Before they could become American royalty, America
needed to meet John Fitzgerald Kennedy and Jacqueline
Lee Bouvier. That introduction came when Hy Peskin
photographed the handsome politician on the make and
his radiant fiancée over a summer weekend in 1953.
Peskin, a renowned sports photographer, headed to
Hyannis Port, Mass., at the invitation of family patriarch
Joseph Kennedy. The ambassador, eager for his son to
take the stage as a national figure, thought a feature in
the pages of life would foster a fascination with John, his
pretty girlfriend and one of America’s wealthiest families.
That it did.

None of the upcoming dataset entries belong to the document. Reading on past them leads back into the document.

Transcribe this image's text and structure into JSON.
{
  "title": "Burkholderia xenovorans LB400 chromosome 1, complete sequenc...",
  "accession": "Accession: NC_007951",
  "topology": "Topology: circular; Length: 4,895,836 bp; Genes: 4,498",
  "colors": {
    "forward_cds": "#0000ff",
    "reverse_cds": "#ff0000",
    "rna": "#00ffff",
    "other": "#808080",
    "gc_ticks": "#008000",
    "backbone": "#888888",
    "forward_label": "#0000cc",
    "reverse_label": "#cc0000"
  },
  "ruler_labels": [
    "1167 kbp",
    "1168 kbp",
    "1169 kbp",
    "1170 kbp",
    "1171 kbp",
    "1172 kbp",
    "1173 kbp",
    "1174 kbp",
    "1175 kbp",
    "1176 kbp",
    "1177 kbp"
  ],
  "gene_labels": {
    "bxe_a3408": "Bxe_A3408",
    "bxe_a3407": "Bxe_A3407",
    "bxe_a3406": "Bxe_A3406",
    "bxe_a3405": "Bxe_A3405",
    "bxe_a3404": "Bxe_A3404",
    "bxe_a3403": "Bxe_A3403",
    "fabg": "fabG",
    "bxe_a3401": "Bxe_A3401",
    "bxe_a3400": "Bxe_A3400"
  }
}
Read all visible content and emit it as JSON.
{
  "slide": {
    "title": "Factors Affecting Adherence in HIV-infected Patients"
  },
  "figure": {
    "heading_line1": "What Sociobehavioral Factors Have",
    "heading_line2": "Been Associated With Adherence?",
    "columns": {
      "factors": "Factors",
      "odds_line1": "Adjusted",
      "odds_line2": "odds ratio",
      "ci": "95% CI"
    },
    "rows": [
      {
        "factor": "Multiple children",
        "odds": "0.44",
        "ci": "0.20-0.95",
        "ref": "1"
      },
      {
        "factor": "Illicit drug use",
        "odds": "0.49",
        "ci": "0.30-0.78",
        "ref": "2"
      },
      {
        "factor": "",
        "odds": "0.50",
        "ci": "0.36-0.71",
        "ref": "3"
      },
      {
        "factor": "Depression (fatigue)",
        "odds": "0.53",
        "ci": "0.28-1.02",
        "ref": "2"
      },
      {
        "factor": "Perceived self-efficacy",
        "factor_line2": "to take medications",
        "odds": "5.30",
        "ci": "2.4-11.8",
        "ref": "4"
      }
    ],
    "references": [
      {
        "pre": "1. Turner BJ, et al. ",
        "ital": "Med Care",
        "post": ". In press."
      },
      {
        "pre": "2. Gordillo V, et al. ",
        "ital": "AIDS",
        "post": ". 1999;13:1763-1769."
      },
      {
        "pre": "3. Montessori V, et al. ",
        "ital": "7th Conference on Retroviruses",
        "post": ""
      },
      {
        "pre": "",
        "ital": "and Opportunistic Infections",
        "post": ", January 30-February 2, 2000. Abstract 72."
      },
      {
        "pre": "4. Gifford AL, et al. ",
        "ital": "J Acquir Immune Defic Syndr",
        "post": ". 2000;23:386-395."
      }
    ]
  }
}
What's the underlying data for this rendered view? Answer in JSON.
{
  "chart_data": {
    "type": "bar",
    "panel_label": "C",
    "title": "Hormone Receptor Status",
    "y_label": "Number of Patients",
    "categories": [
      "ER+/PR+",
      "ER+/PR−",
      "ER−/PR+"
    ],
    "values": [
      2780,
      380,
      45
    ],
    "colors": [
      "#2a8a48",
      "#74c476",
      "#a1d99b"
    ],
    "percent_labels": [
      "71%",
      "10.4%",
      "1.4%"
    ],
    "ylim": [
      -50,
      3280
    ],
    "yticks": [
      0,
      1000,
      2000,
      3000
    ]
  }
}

Peskin put together a somewhat contrived
“behind the scenes” series titled “Senator Kennedy Goes
A-Courting.” While Jackie bristled at the intrusion—
John’s mother Rose even told her how to pose—she went
along with the staging, and readers got to observe Jackie


mussing the hair of “the handsomest young member of the
U.S. Senate,” playing football and softball with her future
in-laws, and sailing aboard John’s boat, Victura. “They just
shoved me into that boat long enough to take the picture,”
she later confided to a friend.
It was pitch-perfect brand making, with Kennedy on
the cover of the world’s most widely read photo magazine,
cast as a self-assured playboy prepared to say goodbye to
bachelorhood. A few months later life would cover the
couple’s wedding, and by then America was captivated. In
the staid age of Dwight David Eisenhower and Richard
Milhous Nixon, Peskin unveiled the face of Camelot,
one that changed America’s perception of politics and
politicians, and set John and Jackie off on becoming the
most recognizable couple on the planet.